A ONU projeta que nossa população atual de 7,8 bilhões crescerá para aproximadamente 9,7 bilhões até o ano de 2050 e chegará a quase 11 bilhões até o final do século. Cada uma dessas pessoas exigirá moradia, infraestrutura, alimentos, água e energia. O crescimento populacional está longe de ser o único fator que impulsiona a demanda. por energia.
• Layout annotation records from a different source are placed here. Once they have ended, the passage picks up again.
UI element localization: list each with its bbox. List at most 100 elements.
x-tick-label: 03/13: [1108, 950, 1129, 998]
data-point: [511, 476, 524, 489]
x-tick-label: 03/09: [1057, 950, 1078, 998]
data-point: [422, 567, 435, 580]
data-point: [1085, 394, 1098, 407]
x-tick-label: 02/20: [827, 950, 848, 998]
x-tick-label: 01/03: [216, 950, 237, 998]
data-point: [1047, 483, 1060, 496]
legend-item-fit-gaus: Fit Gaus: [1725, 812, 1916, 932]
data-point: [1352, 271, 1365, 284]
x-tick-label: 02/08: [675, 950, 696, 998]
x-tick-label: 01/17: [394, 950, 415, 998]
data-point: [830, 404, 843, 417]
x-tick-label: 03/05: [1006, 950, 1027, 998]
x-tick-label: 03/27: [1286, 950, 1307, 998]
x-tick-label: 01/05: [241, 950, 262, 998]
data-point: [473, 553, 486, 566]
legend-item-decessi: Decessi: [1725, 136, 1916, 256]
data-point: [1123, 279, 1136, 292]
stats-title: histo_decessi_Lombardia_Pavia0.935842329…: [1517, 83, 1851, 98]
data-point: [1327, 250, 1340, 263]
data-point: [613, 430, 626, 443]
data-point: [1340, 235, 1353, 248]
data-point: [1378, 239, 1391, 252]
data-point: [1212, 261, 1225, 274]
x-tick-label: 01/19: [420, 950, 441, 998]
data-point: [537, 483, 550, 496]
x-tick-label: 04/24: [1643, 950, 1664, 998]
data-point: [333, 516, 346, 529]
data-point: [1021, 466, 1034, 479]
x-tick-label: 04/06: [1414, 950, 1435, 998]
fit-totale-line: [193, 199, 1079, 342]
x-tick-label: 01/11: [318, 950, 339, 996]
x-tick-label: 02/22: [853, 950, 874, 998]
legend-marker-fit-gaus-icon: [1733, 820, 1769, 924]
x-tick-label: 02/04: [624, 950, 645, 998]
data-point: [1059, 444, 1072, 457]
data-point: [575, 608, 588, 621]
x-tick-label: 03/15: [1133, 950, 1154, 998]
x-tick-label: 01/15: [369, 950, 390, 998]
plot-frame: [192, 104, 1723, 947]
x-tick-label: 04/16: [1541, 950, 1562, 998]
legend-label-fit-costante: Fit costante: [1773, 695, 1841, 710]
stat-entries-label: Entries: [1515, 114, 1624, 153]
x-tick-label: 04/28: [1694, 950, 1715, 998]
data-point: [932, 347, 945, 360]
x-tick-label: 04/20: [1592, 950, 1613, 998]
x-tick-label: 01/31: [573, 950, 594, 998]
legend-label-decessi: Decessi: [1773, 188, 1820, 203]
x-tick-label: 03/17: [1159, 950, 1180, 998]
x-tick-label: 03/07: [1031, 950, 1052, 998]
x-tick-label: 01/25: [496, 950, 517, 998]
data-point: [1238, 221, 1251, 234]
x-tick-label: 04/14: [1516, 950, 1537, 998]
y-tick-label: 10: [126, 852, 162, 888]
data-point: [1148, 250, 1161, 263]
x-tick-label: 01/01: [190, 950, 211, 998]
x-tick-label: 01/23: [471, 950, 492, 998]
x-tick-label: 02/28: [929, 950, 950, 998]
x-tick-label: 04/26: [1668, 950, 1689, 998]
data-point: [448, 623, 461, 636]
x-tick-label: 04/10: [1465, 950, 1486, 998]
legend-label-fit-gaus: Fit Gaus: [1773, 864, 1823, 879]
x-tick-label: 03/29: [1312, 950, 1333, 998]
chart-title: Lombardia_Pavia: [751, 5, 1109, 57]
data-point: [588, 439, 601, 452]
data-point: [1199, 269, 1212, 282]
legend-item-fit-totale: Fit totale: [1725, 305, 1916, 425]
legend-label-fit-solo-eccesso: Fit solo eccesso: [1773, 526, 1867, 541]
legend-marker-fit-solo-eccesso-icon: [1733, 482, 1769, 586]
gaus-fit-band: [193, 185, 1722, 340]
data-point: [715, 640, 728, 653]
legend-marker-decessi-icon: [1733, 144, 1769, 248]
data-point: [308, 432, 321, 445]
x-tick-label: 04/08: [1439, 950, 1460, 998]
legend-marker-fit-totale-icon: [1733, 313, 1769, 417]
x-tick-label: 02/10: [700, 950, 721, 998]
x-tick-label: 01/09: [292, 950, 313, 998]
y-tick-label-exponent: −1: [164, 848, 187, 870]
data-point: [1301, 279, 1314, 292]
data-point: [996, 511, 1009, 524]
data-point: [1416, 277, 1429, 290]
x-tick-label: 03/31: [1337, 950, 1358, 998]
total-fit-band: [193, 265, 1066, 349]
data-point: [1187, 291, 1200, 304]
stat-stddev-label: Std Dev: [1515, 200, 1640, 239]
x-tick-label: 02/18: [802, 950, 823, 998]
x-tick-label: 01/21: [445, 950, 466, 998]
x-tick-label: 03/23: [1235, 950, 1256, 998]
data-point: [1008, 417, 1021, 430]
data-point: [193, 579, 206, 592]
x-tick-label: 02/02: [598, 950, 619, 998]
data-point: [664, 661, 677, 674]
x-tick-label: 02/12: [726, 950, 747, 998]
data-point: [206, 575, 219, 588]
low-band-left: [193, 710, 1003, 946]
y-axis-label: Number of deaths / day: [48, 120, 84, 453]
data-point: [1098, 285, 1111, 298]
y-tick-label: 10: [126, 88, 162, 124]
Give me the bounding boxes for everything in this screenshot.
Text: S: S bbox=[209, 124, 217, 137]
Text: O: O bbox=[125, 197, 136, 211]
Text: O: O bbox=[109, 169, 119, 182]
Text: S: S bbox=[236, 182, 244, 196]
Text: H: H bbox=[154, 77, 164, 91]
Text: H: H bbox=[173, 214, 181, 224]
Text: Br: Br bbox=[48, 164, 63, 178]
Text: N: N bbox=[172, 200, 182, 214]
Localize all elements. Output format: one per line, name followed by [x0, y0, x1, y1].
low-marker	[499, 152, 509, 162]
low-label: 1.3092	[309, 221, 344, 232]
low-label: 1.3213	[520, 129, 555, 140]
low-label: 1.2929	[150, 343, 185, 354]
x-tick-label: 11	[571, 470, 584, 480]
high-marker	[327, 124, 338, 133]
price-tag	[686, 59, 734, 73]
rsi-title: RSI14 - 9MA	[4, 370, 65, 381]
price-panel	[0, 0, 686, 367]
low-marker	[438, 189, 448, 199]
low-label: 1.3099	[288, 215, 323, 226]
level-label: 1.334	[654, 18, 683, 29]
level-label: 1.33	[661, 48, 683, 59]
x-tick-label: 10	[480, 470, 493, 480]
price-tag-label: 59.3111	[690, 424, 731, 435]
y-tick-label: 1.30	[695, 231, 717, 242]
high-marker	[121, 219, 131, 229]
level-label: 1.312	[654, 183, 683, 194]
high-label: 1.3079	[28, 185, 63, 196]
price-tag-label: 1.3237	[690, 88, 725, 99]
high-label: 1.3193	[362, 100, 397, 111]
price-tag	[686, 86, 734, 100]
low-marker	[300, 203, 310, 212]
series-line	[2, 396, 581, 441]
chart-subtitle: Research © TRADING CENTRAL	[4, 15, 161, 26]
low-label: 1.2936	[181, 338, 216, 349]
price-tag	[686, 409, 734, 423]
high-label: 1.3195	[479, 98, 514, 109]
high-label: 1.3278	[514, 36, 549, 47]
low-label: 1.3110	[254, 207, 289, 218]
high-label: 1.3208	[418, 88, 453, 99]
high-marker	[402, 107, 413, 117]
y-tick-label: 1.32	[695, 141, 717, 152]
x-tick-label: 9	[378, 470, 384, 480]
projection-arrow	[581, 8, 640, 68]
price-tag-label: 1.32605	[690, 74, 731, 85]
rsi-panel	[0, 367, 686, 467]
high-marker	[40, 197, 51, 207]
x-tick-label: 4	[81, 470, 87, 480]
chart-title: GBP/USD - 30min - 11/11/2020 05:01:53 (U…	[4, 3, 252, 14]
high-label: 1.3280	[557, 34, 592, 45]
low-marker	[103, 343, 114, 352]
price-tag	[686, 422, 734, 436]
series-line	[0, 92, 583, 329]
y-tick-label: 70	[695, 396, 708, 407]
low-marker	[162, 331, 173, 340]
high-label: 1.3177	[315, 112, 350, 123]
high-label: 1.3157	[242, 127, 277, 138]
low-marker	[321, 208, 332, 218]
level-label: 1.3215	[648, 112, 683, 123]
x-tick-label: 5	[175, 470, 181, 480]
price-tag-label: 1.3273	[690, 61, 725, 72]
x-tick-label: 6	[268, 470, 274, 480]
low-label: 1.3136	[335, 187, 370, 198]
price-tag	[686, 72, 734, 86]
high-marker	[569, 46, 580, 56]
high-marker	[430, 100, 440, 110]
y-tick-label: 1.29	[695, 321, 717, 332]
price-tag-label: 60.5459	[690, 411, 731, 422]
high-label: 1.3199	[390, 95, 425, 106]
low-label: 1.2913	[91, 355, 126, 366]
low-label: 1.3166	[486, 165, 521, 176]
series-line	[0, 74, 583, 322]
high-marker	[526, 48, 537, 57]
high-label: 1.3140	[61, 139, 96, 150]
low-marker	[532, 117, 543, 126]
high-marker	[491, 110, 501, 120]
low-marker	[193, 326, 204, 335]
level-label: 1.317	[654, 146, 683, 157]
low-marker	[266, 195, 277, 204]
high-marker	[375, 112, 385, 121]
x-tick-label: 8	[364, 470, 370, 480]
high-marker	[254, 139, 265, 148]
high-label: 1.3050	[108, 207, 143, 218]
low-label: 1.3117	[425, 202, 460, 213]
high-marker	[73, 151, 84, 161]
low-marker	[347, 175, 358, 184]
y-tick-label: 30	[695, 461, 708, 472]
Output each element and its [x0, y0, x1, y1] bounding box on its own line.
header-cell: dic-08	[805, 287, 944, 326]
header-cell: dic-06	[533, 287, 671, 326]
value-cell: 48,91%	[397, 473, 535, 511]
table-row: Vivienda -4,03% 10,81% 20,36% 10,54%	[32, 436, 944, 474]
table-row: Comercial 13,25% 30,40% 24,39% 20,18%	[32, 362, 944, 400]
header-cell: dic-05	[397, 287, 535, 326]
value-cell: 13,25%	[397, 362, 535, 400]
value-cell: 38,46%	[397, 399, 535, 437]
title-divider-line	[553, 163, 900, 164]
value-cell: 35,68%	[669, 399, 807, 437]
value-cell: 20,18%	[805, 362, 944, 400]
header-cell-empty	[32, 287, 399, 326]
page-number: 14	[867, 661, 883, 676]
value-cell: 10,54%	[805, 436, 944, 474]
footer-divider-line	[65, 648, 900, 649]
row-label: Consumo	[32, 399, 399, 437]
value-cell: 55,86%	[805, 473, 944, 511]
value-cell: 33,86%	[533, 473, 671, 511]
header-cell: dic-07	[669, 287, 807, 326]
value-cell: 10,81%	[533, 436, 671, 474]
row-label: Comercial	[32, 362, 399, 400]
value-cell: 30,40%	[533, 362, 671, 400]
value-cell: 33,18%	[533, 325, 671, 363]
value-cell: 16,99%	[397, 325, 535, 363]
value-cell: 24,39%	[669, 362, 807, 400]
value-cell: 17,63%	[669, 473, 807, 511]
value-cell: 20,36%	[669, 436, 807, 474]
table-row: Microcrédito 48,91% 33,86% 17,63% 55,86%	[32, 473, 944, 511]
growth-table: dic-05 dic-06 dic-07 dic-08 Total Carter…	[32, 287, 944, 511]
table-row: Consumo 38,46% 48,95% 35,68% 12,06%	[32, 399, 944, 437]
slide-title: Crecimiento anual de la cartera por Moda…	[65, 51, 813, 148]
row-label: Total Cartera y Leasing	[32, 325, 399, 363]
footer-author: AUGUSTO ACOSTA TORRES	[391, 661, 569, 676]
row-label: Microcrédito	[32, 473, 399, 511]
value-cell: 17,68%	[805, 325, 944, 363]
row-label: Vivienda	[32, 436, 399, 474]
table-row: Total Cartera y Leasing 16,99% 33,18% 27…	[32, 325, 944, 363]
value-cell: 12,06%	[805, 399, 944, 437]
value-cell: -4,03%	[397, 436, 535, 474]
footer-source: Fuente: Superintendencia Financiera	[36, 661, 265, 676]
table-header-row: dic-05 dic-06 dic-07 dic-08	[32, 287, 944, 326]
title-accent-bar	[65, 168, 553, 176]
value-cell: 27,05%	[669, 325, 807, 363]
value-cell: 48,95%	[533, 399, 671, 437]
No mundo de hoje, foi calculado que cerca de uma pessoa sai da extrema pobreza a cada segundo; cinco pessoas por segundo estão entrando na chamada “classe média global” de pessoas que vivem com relativo conforto e segurança; e a cada dois segundos alguém se torna “rico”, pelos padrões globais. Estima-se que a classe média global atingirá mais de 5 bilhões de pessoas em 2050
Isso é muito bom e bem-vindo para os mais pobres, mas aumentar a riqueza é um fator crítico de nossa crise ambiental. É possível que todos se sintam confortáveis, sem acabar com o planeta em que vivemos?
NEM TUDO SÃO FLORES
O novo estudo, publicado no Global Environmental Challenge, trabalha com base no princípio “ascendente” de determinar quais seriam as necessidades de energia para um número estimado de 10 bilhões de pessoas, todas vivendo com conforto e segurança, mas sem luxos – as famílias têm laptops, aquecimento e máquinas de lavar, mas nem todas possuindo veículos, ou refeição diária com muita carne.
A pesquisa calcula que essas necessidades poderiam ser atendidas aproximadamente com o mesmo nível de consumo global de energia da década de 1960 (quando a população era menos da metade do que é hoje). Isso é 60% menos energia do que consumimos atualmente – e apenas um quarto do consumo de energia atualmente projetado para 2050.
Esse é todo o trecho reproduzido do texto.